We have been advised by transport operators that many pupils are removing face coverings upon, or not long after, boarding school transport. This is despite having them in place prior to boarding when queuing on the school grounds.
It is essential that pupils follow the recommendation to wear a face covering, wherever they are able to do so, for the duration of their trip on school transport vehicles. Our colleagues in Public Health have indicated that wearing a face covering, along with other preventative measures in place, will noticeably reduce a pupil’s need to self-isolate if they are travelling on a school transport vehicle where a peer subsequently tests positive for Covid-19.
We ask for your support in reinforcing this message with all pupils, and their parents, travelling on school transport as we feel it is in everyone’s interest- not least in helping us all keep as many children as possible in school at this time.
We will support the providers and, by extension, students who are following the rules. Our Behaviour Policy was updated to enable School to remove any student from a bus whose behaviour puts others at risk by not following the COVID rules.
Safeguarding – Tik Tok
The press have reported that there are a series of suicide videos currently prominent on the social media platform Tik Tok and are advising users to be alert and report inappropriate content. Students were advised not to use the app until the content has been cleared via an announcement from form tutors this week. We encourage you to keep an open dialogue and a watchful eye on your child’s use of social media. Our school web site gives you further information on privacy and blocking for Tik Tok, https://www.caistorgrammar.com/uploads/2019/11/Tik-Tok-privacy-and-blocking-complete.pdf
One of the questions that students will be asked in job/ apprenticeship/ higher education interviews over the next few years is – What did you do during lockdown? The opportunity to pursue some independent study was one of the few benefits of that period in ‘exile’ from friends and extended family. This week I received a booklet outlining some incredible online lectures from Gresham College, which has been providing free public lectures since 1597. Lectures are on a variety of topics and ideal for any student who wants to extend their grasp of a subject – or who wants to look at something new. Topics include: Medicine, Astronomy, Film, IT, Music, Rhetoric and Religion. You or your child can sign up by putting ‘Gresham College’ into any search engine.

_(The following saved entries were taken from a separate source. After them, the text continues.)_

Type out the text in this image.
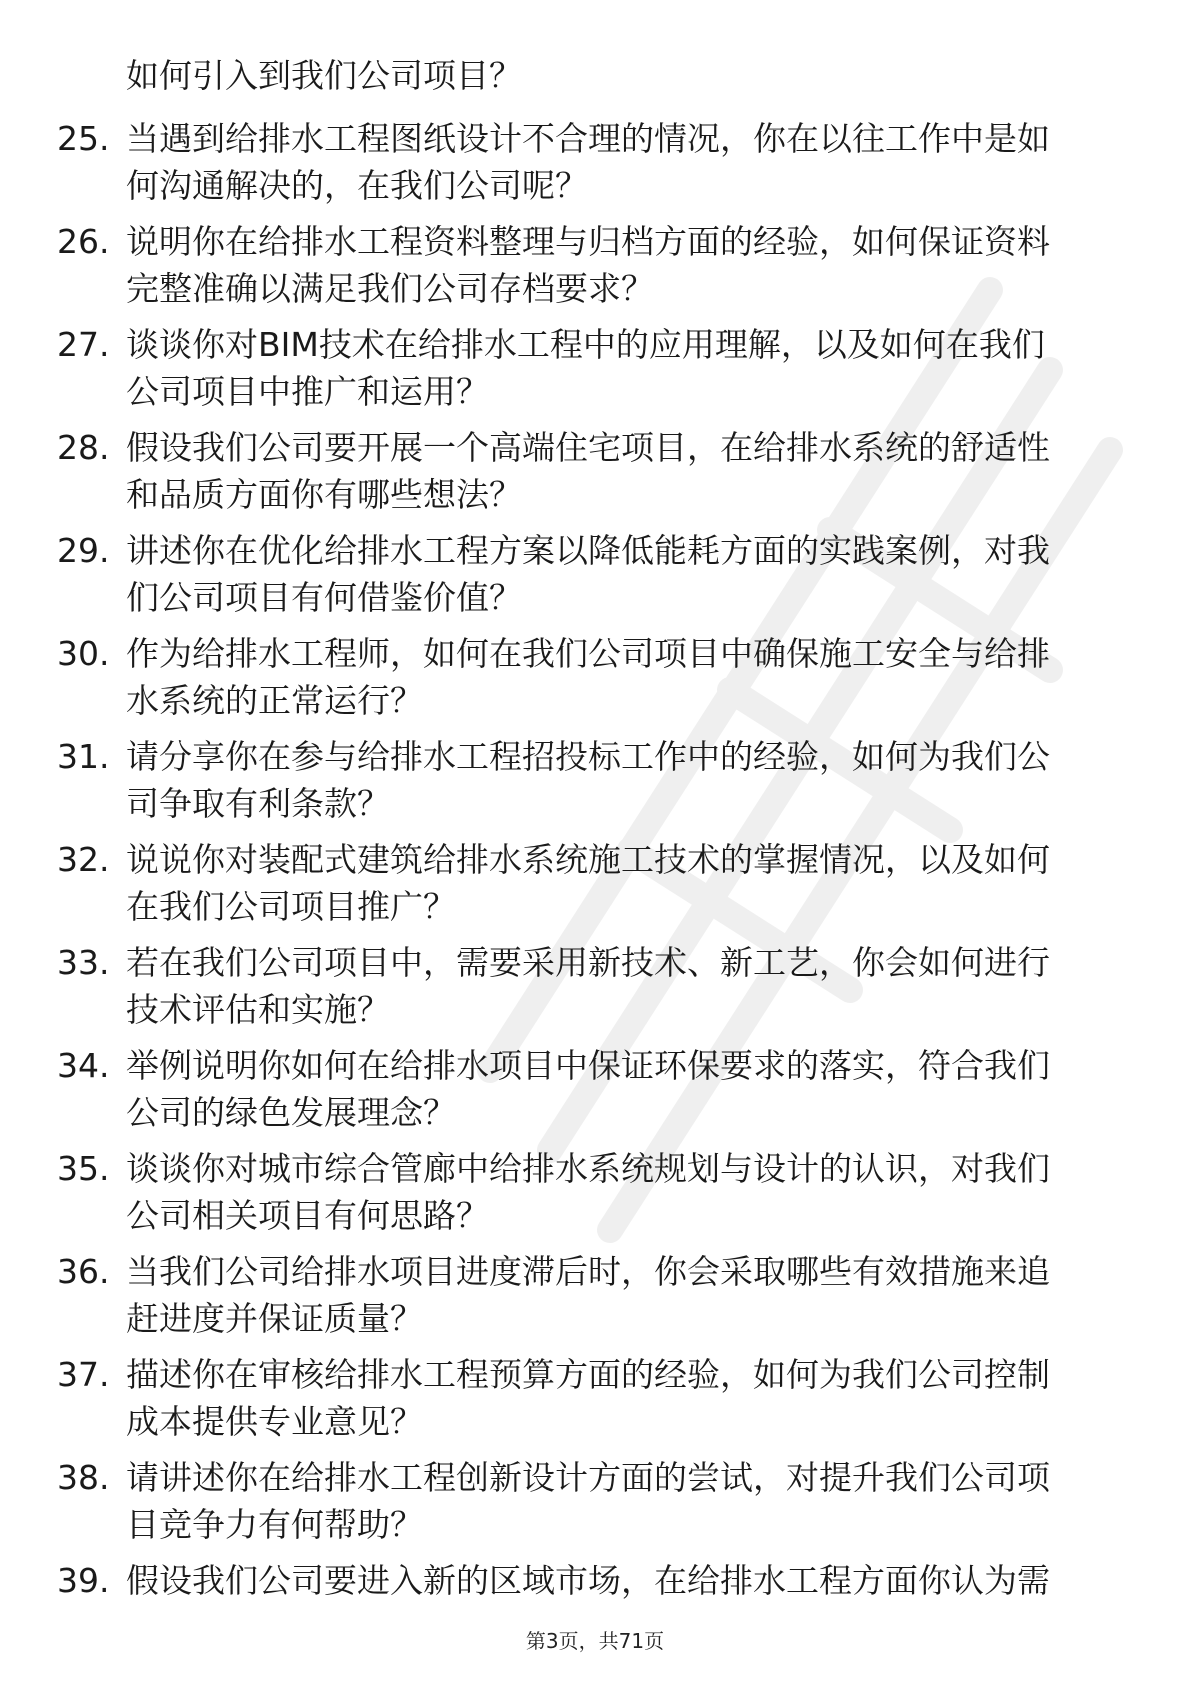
如何引入到我们公司项目？
25. 当遇到给排水工程图纸设计不合理的情况，你在以往工作中是如
何沟通解决的，在我们公司呢？
26. 说明你在给排水工程资料整理与归档方面的经验，如何保证资料
完整准确以满足我们公司存档要求？
27. 谈谈你对BIM技术在给排水工程中的应用理解，以及如何在我们
公司项目中推广和运用？
28. 假设我们公司要开展一个高端住宅项目，在给排水系统的舒适性
和品质方面你有哪些想法？
29. 讲述你在优化给排水工程方案以降低能耗方面的实践案例，对我
们公司项目有何借鉴价值？
30. 作为给排水工程师，如何在我们公司项目中确保施工安全与给排
水系统的正常运行？
31. 请分享你在参与给排水工程招投标工作中的经验，如何为我们公
司争取有利条款？
32. 说说你对装配式建筑给排水系统施工技术的掌握情况，以及如何
在我们公司项目推广？
33. 若在我们公司项目中，需要采用新技术、新工艺，你会如何进行
技术评估和实施？
34. 举例说明你如何在给排水项目中保证环保要求的落实，符合我们
公司的绿色发展理念？
35. 谈谈你对城市综合管廊中给排水系统规划与设计的认识，对我们
公司相关项目有何思路？
36. 当我们公司给排水项目进度滞后时，你会采取哪些有效措施来追
赶进度并保证质量？
37. 描述你在审核给排水工程预算方面的经验，如何为我们公司控制
成本提供专业意见？
38. 请讲述你在给排水工程创新设计方面的尝试，对提升我们公司项
目竞争力有何帮助？
39. 假设我们公司要进入新的区域市场，在给排水工程方面你认为需
第3页，共71页
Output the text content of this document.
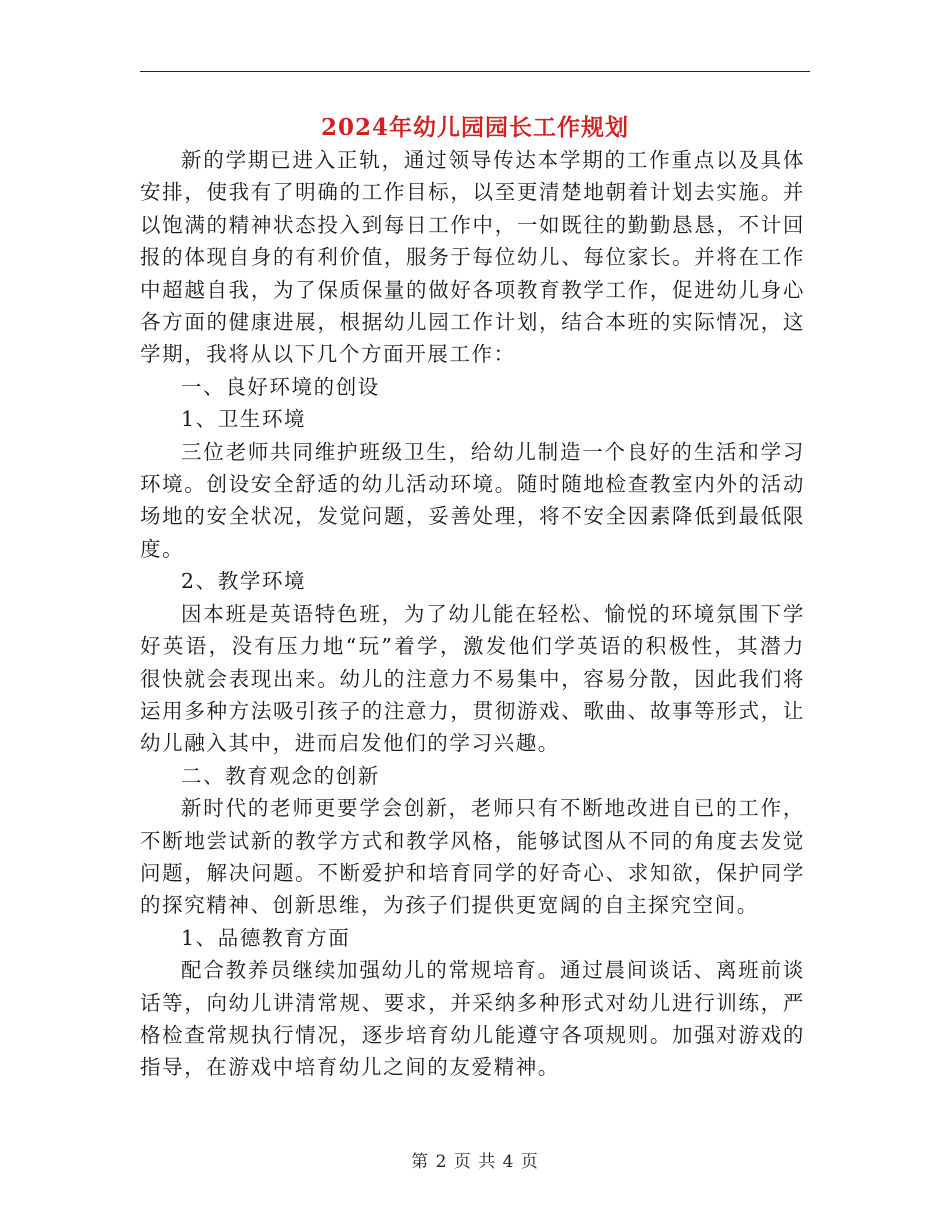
2024年幼儿园园长工作规划

新的学期已进入正轨，通过领导传达本学期的工作重点以及具体安排，使我有了明确的工作目标，以至更清楚地朝着计划去实施。并以饱满的精神状态投入到每日工作中，一如既往的勤勤恳恳，不计回报的体现自身的有利价值，服务于每位幼儿、每位家长。并将在工作中超越自我，为了保质保量的做好各项教育教学工作，促进幼儿身心各方面的健康进展，根据幼儿园工作计划，结合本班的实际情况，这学期，我将从以下几个方面开展工作：

一、良好环境的创设

1、卫生环境

三位老师共同维护班级卫生，给幼儿制造一个良好的生活和学习环境。创设安全舒适的幼儿活动环境。随时随地检查教室内外的活动场地的安全状况，发觉问题，妥善处理，将不安全因素降低到最低限度。

2、教学环境

因本班是英语特色班，为了幼儿能在轻松、愉悦的环境氛围下学好英语，没有压力地“玩”着学，激发他们学英语的积极性，其潜力很快就会表现出来。幼儿的注意力不易集中，容易分散，因此我们将运用多种方法吸引孩子的注意力，贯彻游戏、歌曲、故事等形式，让幼儿融入其中，进而启发他们的学习兴趣。

二、教育观念的创新

新时代的老师更要学会创新，老师只有不断地改进自已的工作，不断地尝试新的教学方式和教学风格，能够试图从不同的角度去发觉问题，解决问题。不断爱护和培育同学的好奇心、求知欲，保护同学的探究精神、创新思维，为孩子们提供更宽阔的自主探究空间。

1、品德教育方面

配合教养员继续加强幼儿的常规培育。通过晨间谈话、离班前谈话等，向幼儿讲清常规、要求，并采纳多种形式对幼儿进行训练，严格检查常规执行情况，逐步培育幼儿能遵守各项规则。加强对游戏的指导，在游戏中培育幼儿之间的友爱精神。

第 2 页 共 4 页
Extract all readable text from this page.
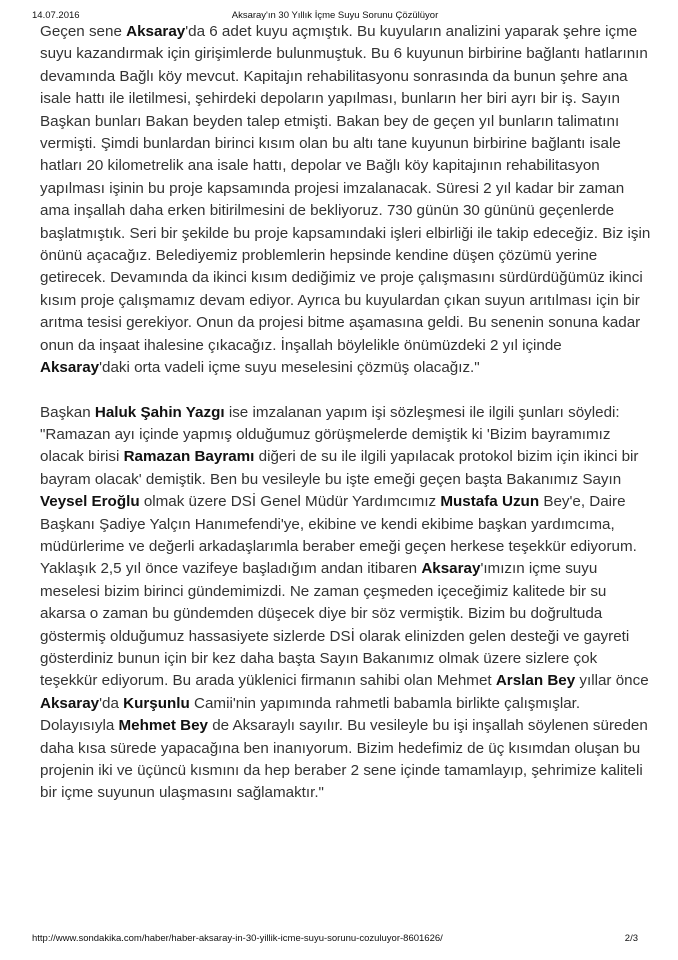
14.07.2016	Aksaray'ın 30 Yıllık İçme Suyu Sorunu Çözülüyor

Geçen sene Aksaray'da 6 adet kuyu açmıştık. Bu kuyuların analizini yaparak şehre içme suyu kazandırmak için girişimlerde bulunmuştuk. Bu 6 kuyunun birbirine bağlantı hatlarının devamında Bağlı köy mevcut. Kapitajın rehabilitasyonu sonrasında da bunun şehre ana isale hattı ile iletilmesi, şehirdeki depoların yapılması, bunların her biri ayrı bir iş. Sayın Başkan bunları Bakan beyden talep etmişti. Bakan bey de geçen yıl bunların talimatını vermişti. Şimdi bunlardan birinci kısım olan bu altı tane kuyunun birbirine bağlantı isale hatları 20 kilometrelik ana isale hattı, depolar ve Bağlı köy kapitajının rehabilitasyon yapılması işinin bu proje kapsamında projesi imzalanacak. Süresi 2 yıl kadar bir zaman ama inşallah daha erken bitirilmesini de bekliyoruz. 730 günün 30 gününü geçenlerde başlatmıştık. Seri bir şekilde bu proje kapsamındaki işleri elbirliği ile takip edeceğiz. Biz işin önünü açacağız. Belediyemiz problemlerin hepsinde kendine düşen çözümü yerine getirecek. Devamında da ikinci kısım dediğimiz ve proje çalışmasını sürdürdüğümüz ikinci kısım proje çalışmamız devam ediyor. Ayrıca bu kuyulardan çıkan suyun arıtılması için bir arıtma tesisi gerekiyor. Onun da projesi bitme aşamasına geldi. Bu senenin sonuna kadar onun da inşaat ihalesine çıkacağız. İnşallah böylelikle önümüzdeki 2 yıl içinde Aksaray'daki orta vadeli içme suyu meselesini çözmüş olacağız."

Başkan Haluk Şahin Yazgı ise imzalanan yapım işi sözleşmesi ile ilgili şunları söyledi: "Ramazan ayı içinde yapmış olduğumuz görüşmelerde demiştik ki 'Bizim bayramımız olacak birisi Ramazan Bayramı diğeri de su ile ilgili yapılacak protokol bizim için ikinci bir bayram olacak' demiştik. Ben bu vesileyle bu işte emeği geçen başta Bakanımız Sayın Veysel Eroğlu olmak üzere DSİ Genel Müdür Yardımcımız Mustafa Uzun Bey'e, Daire Başkanı Şadiye Yalçın Hanımefendi'ye, ekibine ve kendi ekibime başkan yardımcıma, müdürlerime ve değerli arkadaşlarımla beraber emeği geçen herkese teşekkür ediyorum. Yaklaşık 2,5 yıl önce vazifeye başladığım andan itibaren Aksaray'ımızın içme suyu meselesi bizim birinci gündemimizdi. Ne zaman çeşmeden içeceğimiz kalitede bir su akarsa o zaman bu gündemden düşecek diye bir söz vermiştik. Bizim bu doğrultuda göstermiş olduğumuz hassasiyete sizlerde DSİ olarak elinizden gelen desteği ve gayreti gösterdiniz bunun için bir kez daha başta Sayın Bakanımız olmak üzere sizlere çok teşekkür ediyorum. Bu arada yüklenici firmanın sahibi olan Mehmet Arslan Bey yıllar önce Aksaray'da Kurşunlu Camii'nin yapımında rahmetli babamla birlikte çalışmışlar. Dolayısıyla Mehmet Bey de Aksaraylı sayılır. Bu vesileyle bu işi inşallah söylenen süreden daha kısa sürede yapacağına ben inanıyorum. Bizim hedefimiz de üç kısımdan oluşan bu projenin iki ve üçüncü kısmını da hep beraber 2 sene içinde tamamlayıp, şehrimize kaliteli bir içme suyunun ulaşmasını sağlamaktır."

http://www.sondakika.com/haber/haber-aksaray-in-30-yillik-icme-suyu-sorunu-cozuluyor-8601626/	2/3
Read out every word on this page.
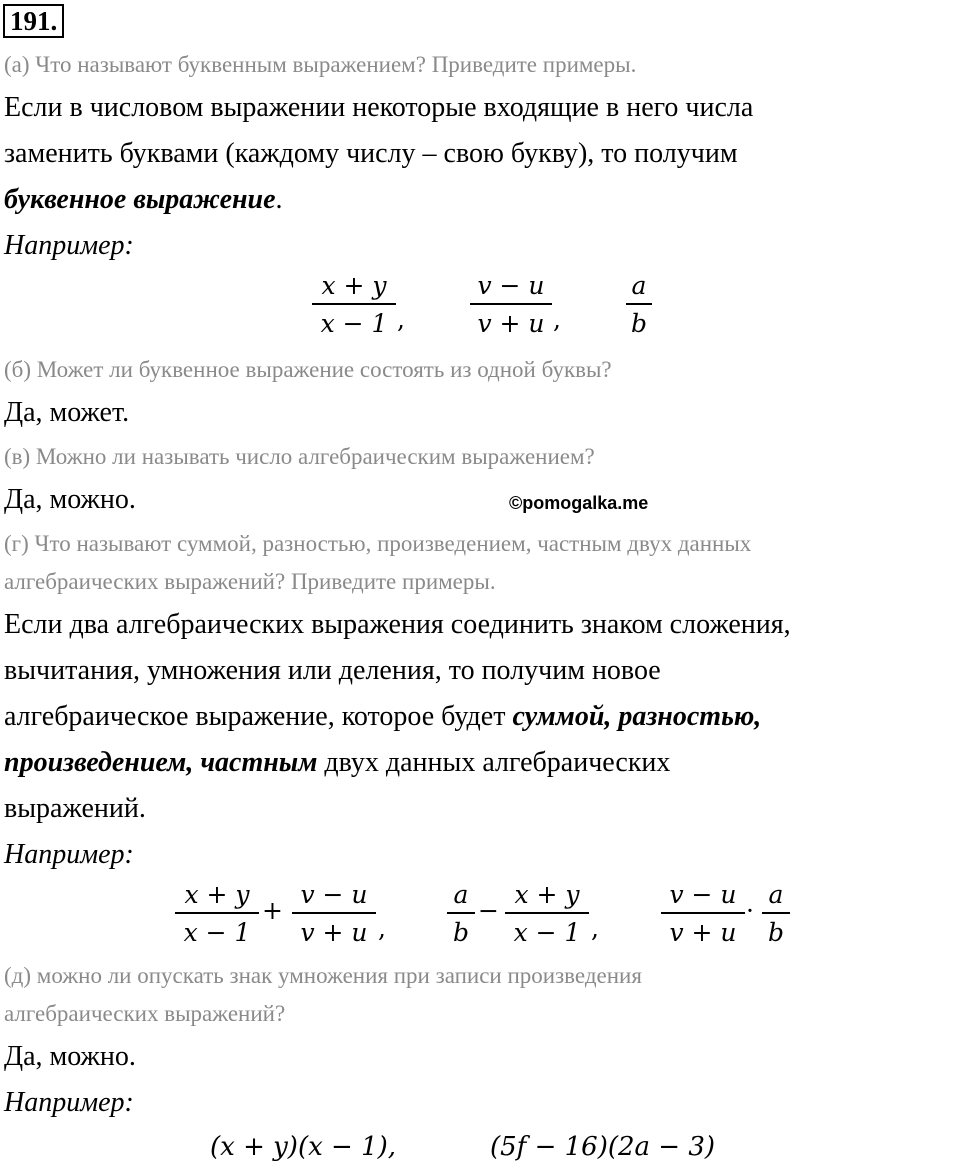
191.
(а) Что называют буквенным выражением? Приведите примеры.
Если в числовом выражении некоторые входящие в него числа
заменить буквами (каждому числу – свою букву), то получим
буквенное выражение.
Например:
x + y
x − 1 ,
v − u
v + u ,
a
b
(б) Может ли буквенное выражение состоять из одной буквы?
Да, может.
(в) Можно ли называть число алгебраическим выражением?
Да, можно.	©pomogalka.me
(г) Что называют суммой, разностью, произведением, частным двух данных
алгебраических выражений? Приведите примеры.
Если два алгебраических выражения соединить знаком сложения,
вычитания, умножения или деления, то получим новое
алгебраическое выражение, которое будет суммой, разностью,
произведением, частным двух данных алгебраических
выражений.
Например:
x + y
x − 1
+
v − u
v + u ,
a
b
−
x + y
x − 1 ,
v − u
v + u
·
a
b
(д) можно ли опускать знак умножения при записи произведения
алгебраических выражений?
Да, можно.
Например:
(x + y)(x − 1),	(5f − 16)(2a − 3)
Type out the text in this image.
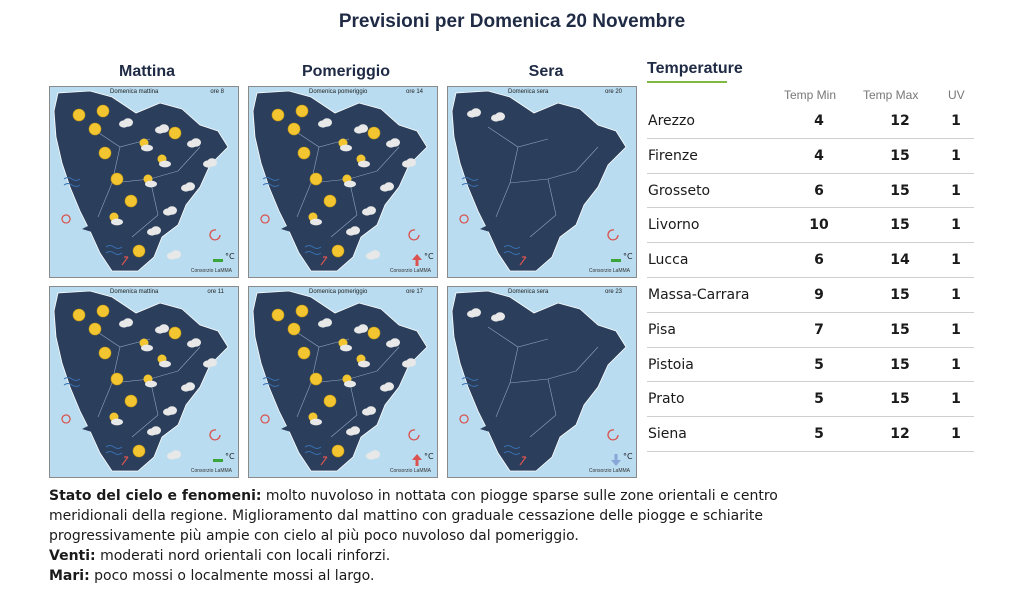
Previsioni per Domenica 20 Novembre
Mattina	Pomeriggio	Sera
Domenica mattina	ore 8
Consorzio LaMMA
°C
Domenica pomeriggio	ore 14
Consorzio LaMMA
°C
Domenica sera	ore 20
Consorzio LaMMA
°C
Domenica mattina	ore 11
Consorzio LaMMA
°C
Domenica pomeriggio	ore 17
Consorzio LaMMA
°C
Domenica sera	ore 23
Consorzio LaMMA
°C
Temperature
Temp Min Temp Max UV
Arezzo	4	12	1
Firenze	4	15	1
Grosseto	6	15	1
Livorno	10	15	1
Lucca	6	14	1
Massa-Carrara	9	15	1
Pisa	7	15	1
Pistoia	5	15	1
Prato	5	15	1
Siena	5	12	1
Stato del cielo e fenomeni: molto nuvoloso in nottata con piogge sparse sulle zone orientali e centro
meridionali della regione. Miglioramento dal mattino con graduale cessazione delle piogge e schiarite
progressivamente più ampie con cielo al più poco nuvoloso dal pomeriggio.
Venti: moderati nord orientali con locali rinforzi.
Mari: poco mossi o localmente mossi al largo.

I’m glad to hear that some of our students are back to making their mark in activities beyond the School (So, in no particular order…).
Daisy Williams (Y10) had a clear run at Hickstead on her pony King, to make it through to the jump off. Sadly, a very small error on her part lowered a pole in the final, but she still took 3rd place in the 1m20 finals. It was a huge show for Daisy and King as they were up against some of the top adult riders in the country.
Tyla Harris’ (Y8) karting has gone from strength to strength as he resumes post lockdown. He now holds a National Karting License and has taken more wins over the Summer. Last weekend he completed the Grand slam at the Rowrah circuit in the Lake District with fastest times in every practice session, securing pole position with a 2.5 second lap gap between him and his other competitors. He won all his races, easily won the final, and had the fastest lap all weekend.
He has now enrolled in the British Kart Championship, which is a very big step for someone who only started racing last summer.